Setting Up DNS and DHCP in Active Directory

DNS in Active Directory

DNS resolution services enable customers to locate Domain Controllers and for the Domain Controllers hosting directory services to interact with each other. AD locates items within it using DNS.

Configuring DNS in AD will require a reverse lookup zone. Designed mostly for resolving IP addresses to network resource names, a reverse lookup zone is an authoritative DNS zone. Without setting a reverse lookup zone, you cannot map IP addresses within the zone to the hostname.

DHCP in Active Directory

While still under direct control from the Domain Controller with AD installed, Dynamic Host Configuration Protocol (DHCP) lets the Domain Controller send out IP addressing information so that clients can communicate with other computers and services.

This is why you will have to install and set DNS and DHCP in AD to enable the whole procedure to run smoothly.
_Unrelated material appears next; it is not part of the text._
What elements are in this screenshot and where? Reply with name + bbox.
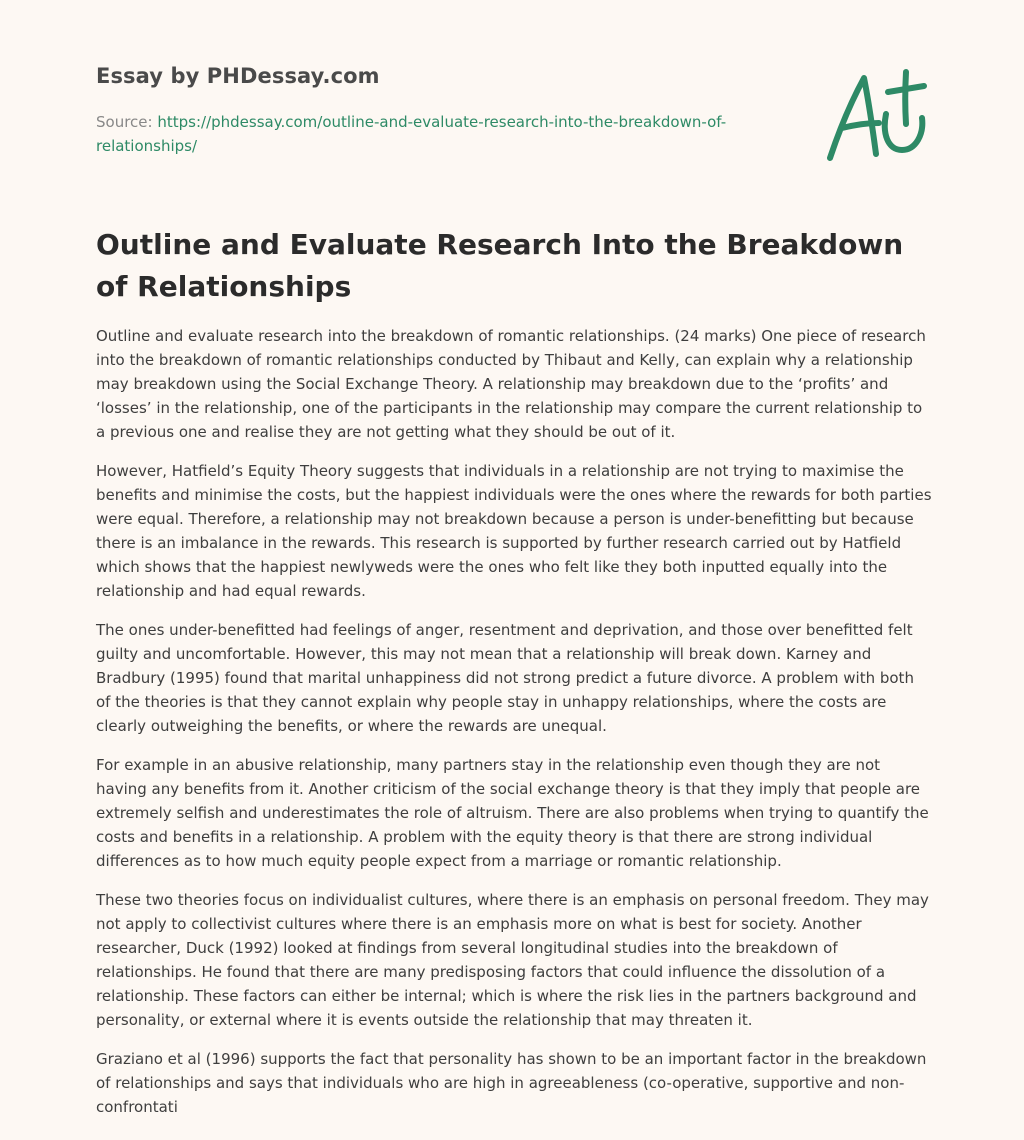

Steps to Configure DNS and DHCP in Active Directory

1. Install Active Directory Domain Services (AD DS) and DNS

   • Open Server Manager, click Manage, and select Add Roles and Features.

   • Select Active Directory Domain Services, add required features, and proceed with the installation.
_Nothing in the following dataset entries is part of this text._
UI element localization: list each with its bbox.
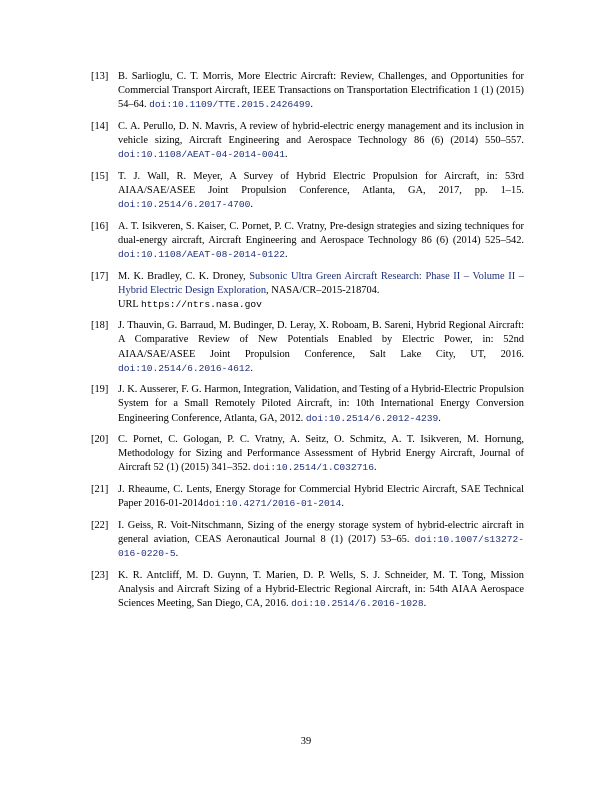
reference-number: [19] [91,384,109,396]
doi-link[interactable]: doi:10.2514/1.C032716 [253,462,374,474]
doi-link[interactable]: doi:10.2514/6.2012-4239 [305,412,439,424]
reference-number: [14] [91,120,109,132]
reference-number: [22] [91,519,109,531]
reference-text: C. Pornet, C. Gologan, P. C. Vratny, A. Seitz, O. Schmitz, A. T. Isikveren, M. Hornung, Methodology for Sizing and Performance Assessment of Hybrid Energy Aircraft, Journal of Aircraft 52 (1) (2015) 341–352. doi:10.2514/1.C032716. [118,434,524,474]
reference-text: J. K. Ausserer, F. G. Harmon, Integration, Validation, and Testing of a Hybrid-Electric Propulsion System for a Small Remotely Piloted Aircraft, in: 10th International Energy Conversion Engineering Conference, Atlanta, GA, 2012. doi:10.2514/6.2012-4239. [118,384,524,424]
url-link[interactable]: https://ntrs.nasa.gov [141,298,262,310]
reference-item [91,319,524,375]
reference-text: J. Rheaume, C. Lents, Energy Storage for Commercial Hybrid Electric Aircraft, SAE Technical Paper 2016-01-2014doi:10.4271/2016-01-2014. [118,484,524,510]
reference-list [91,70,524,619]
reference-number: [23] [91,569,109,581]
reference-item [91,220,524,262]
reference-item [91,270,524,312]
reference-text: T. J. Wall, R. Meyer, A Survey of Hybrid Electric Propulsion for Aircraft, in: 53rd AIAA/SAE/ASEE Joint Propulsion Conference, Atlanta, GA, 2017, pp. 1–15. doi:10.2514/6.2017-4700. [118,170,524,210]
reference-text: B. Sarlioglu, C. T. Morris, More Electric Aircraft: Review, Challenges, and Opportunities for Commercial Transport Aircraft, IEEE Transactions on Transportation Electrification 1 (1) (2015) 54–64. doi:10.1109/TTE.2015.2426499. [118,71,524,111]
reference-text: A. T. Isikveren, S. Kaiser, C. Pornet, P. C. Vratny, Pre-design strategies and sizing techniques for dual-energy aircraft, Aircraft Engineering and Aerospace Technology 86 (6) (2014) 525–542. doi:10.1108/AEAT-08-2014-0122. [118,220,524,260]
reference-text: J. Thauvin, G. Barraud, M. Budinger, D. Leray, X. Roboam, B. Sareni, Hybrid Regional Aircraft: A Comparative Review of New Potentials Enabled by Electric Power, in: 52nd AIAA/SAE/ASEE Joint Propulsion Conference, Salt Lake City, UT, 2016. doi:10.2514/6.2016-4612. [118,320,524,374]
reference-number: [18] [91,320,109,332]
doi-link[interactable]: doi:10.1108/AEAT-04-2014-0041 [118,149,285,161]
reference-item [91,483,524,511]
reference-number: [15] [91,170,109,182]
reference-number: [13] [91,71,109,82]
reference-text: K. R. Antcliff, M. D. Guynn, T. Marien, D. P. Wells, S. J. Schneider, M. T. Tong, Mission Analysis and Aircraft Sizing of a Hybrid-Electric Regional Aircraft, in: 54th AIAA Aerospace Sciences Meeting, San Diego, CA, 2016. doi:10.2514/6.2016-1028. [118,569,524,609]
doi-link[interactable]: doi:10.1109/TTE.2015.2426499 [149,99,311,111]
page-number: 39 [300,736,312,747]
doi-link[interactable]: doi:10.2514/6.2017-4700 [118,198,251,210]
reference-number: [20] [91,434,109,446]
doi-link[interactable]: doi:10.1007/s13272-016-0220-5 [118,533,524,560]
reference-number: [17] [91,270,109,282]
doi-link[interactable]: doi:10.2514/6.2016-1028 [291,597,424,609]
reference-text: M. K. Bradley, C. K. Droney, Subsonic Ultra Green Aircraft Research: Phase II – Volume II – Hybrid Electric Design Exploration, NASA/CR–2015-218704. URL https://ntrs.nasa.gov [118,270,524,310]
reference-item [91,120,524,162]
reference-item [91,70,524,112]
reference-item [91,519,524,561]
reference-number: [16] [91,220,109,232]
reference-item [91,383,524,425]
reference-text: I. Geiss, R. Voit-Nitschmann, Sizing of the energy storage system of hybrid-electric aircraft in general aviation, CEAS Aeronautical Journal 8 (1) (2017) 53–65. doi:10.1007/s13272-016-0220-5. [118,519,524,560]
reference-item [91,433,524,475]
doi-link[interactable]: doi:10.2514/6.2016-4612 [118,362,251,374]
reference-text: C. A. Perullo, D. N. Mavris, A review of hybrid-electric energy management and its inclusion in vehicle sizing, Aircraft Engineering and Aerospace Technology 86 (6) (2014) 550–557. doi:10.1108/AEAT-04-2014-0041. [118,120,524,161]
reference-item [91,170,524,212]
doi-link[interactable]: doi:10.1108/AEAT-08-2014-0122 [118,248,285,260]
report-title-link[interactable]: Subsonic Ultra Green Aircraft Research: Phase II – Volume II – Hybrid Electric Design Exploration [118,270,524,296]
doi-link[interactable]: doi:10.4271/2016-01-2014 [203,498,342,510]
reference-item [91,569,524,611]
reference-number: [21] [91,484,109,496]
   • Click the Flag icon in Server Manager and select Promote this server to a domain controller.

   • Add a new forest, enter your domain name (e.g., yourdomain.local), and complete the wizard.

2. Configure a Reverse Lookup Zone

   • Open DNS Manager from the Tools menu in Server Manager.
   • Right-click on Reverse Lookup Zones and select New Zone.
   • Follow the wizard to create a new reverse lookup zone.

3. Install and Configure DHCP
   • Open Server Manager, click Manage, and select Add Roles and Features.
   • Select DHCP Server and proceed with the installation.
   • After installation, click Complete DHCP Configuration.
   • Open DHCP Manager, right-click IPv4, and select New Scope.
   • Enter the IP range and complete the wizard.

By following these steps, you will set up a functioning Domain Controller with DNS and DHCP, ensuring efficient network management and seamless device integration.

Testing Your Active Directory Setup and Services

I wanted to check if everything worked after effectively following and completing the first configurations and setup for AD on the Windows Server 2022 VM. I first downloaded a Windows 10 Enterprise Edition virtual machine to accomplish this. I was able to achieve this after researching how I could configure Windows to acquire IP addresses from the WS-22, primary PC.

Summary

In this part of the Cybersecurity Homelab project, we learned what Active Directory is, why we use it, and how it links to cybersecurity. We also learned how to set up AD for a home lab environment with DNS and DHCP, as well as how to test and connect a Windows 10 Enterprise Edition to the network. In the next part of this project, I will set up basic RDP servers and install and connect Linux and Windows 10 machines.